試験プレイヤー
これでは落ちる。多分、いやおそらく、いやいや確実に。和也本人が、そう思うのだから、まず確実に駄目だろう。
大学受験を一度失敗し、二度目の夏のことだ。予備校に通うこともせず、自力で大学受験を突破するべく、日々、自室に引き籠もっている。
二浪はできない。再チャレンジは一度だけという親との約束。正に背水の陣で挑むべき状態だったが、本人はどこか他人事のように感じていた。
「……うっせぇなー、ミンミンゼミ」
窓際の桜の木に蝉が集まり、猛暑の夏が更に暑苦しく感じる。和也はベッドの上でだらしなくグミを噛みながら、やる気のない寝返りを打った。
だらだらする余裕はないが、勉強する気にならない。勉強しているふりをするだけで、三食昼寝付きの生活が送れるのだから、この安楽さが続けばOKというくらいの気持だ。
「腹減ったぁ……」
スマホを見ると午後三時。昼食の焼きそばはとっくに消化済み。冷蔵庫に何かが入っているはずだと身をのろのろと起こし、階段を下りていった。
一階には誰もいない。両親は仕事に出ていて、弟は高校に行っている。冷蔵庫の中をあさり、冷凍たこ焼きを取り出してレンジで温めて食べた。
一人で食卓に着いているとき、食器棚の引き出しが半開きになっているのに気付いた。
「誰だよ、だらしねえなぁ」
食べ終わって皿を洗うために席を立ち、引き出しを押し込もうとした時、中に変わった柄の封筒があるのが目にとまった。
「なんだ?」
宛名シールが剥がされた開封済みの封筒。
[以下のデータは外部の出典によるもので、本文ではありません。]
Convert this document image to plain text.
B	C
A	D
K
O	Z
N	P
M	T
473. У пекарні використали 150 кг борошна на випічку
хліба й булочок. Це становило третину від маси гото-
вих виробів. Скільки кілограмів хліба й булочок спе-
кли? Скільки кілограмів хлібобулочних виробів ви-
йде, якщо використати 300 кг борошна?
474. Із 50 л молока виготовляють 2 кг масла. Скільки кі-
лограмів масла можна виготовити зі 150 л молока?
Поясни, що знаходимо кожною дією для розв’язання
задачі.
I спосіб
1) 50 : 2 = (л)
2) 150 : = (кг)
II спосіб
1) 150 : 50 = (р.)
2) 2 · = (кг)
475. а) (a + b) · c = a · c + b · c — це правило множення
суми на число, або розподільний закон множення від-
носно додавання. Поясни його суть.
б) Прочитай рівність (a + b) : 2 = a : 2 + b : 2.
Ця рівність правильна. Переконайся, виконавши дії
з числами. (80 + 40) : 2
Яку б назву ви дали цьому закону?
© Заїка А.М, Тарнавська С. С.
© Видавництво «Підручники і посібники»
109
何の気なしに中身を引き出すと、一枚きりの書類が入っていた。プリントアウトの文章を読んでいくうち、和也は酷くムカムカした。
中川和也様。
お客様が新型ゲームの試験プレイヤーに当選いたしました。ご連絡いただければ、新型ゲーム機をお送りします。プレイして感想などお聞かせ下さい。当選番号15864425
それは和也宛の懸賞当選の知らせだったのだ。懸賞を趣味にしている母親が、家族の名を使って応募する時があるのだが、当選したときには賞品は貰える約束になっていた。想像するに、当選したはいいが、ゲーム機ということで自分に内緒にしたのだろう。これにはかなり気分が悪かった。浪人中でゲームが駄目だとしても一言あってしかるべきだ。
手紙に書かれていたURLのページをスマホで開き、当選番号を入力してみると新型ゲームの詳しい内容を読むことができた。
「これ、まじですげーじゃん!」
特別開発中のハイスペックゲーム。これまでと全く違うゲームシステムだと書かれてある。
「これ、貰うしかないっしょ!」
日時指定で配達してもらえばいい。一人の時に受け取れば家族に知られることもない。和也は月曜の午前中に届けてもらうことにしたのだ。
八月が半分過ぎ去ったが、和也にその実感はない。彼が住んでいるゲームの世界には季節はなかったからだ。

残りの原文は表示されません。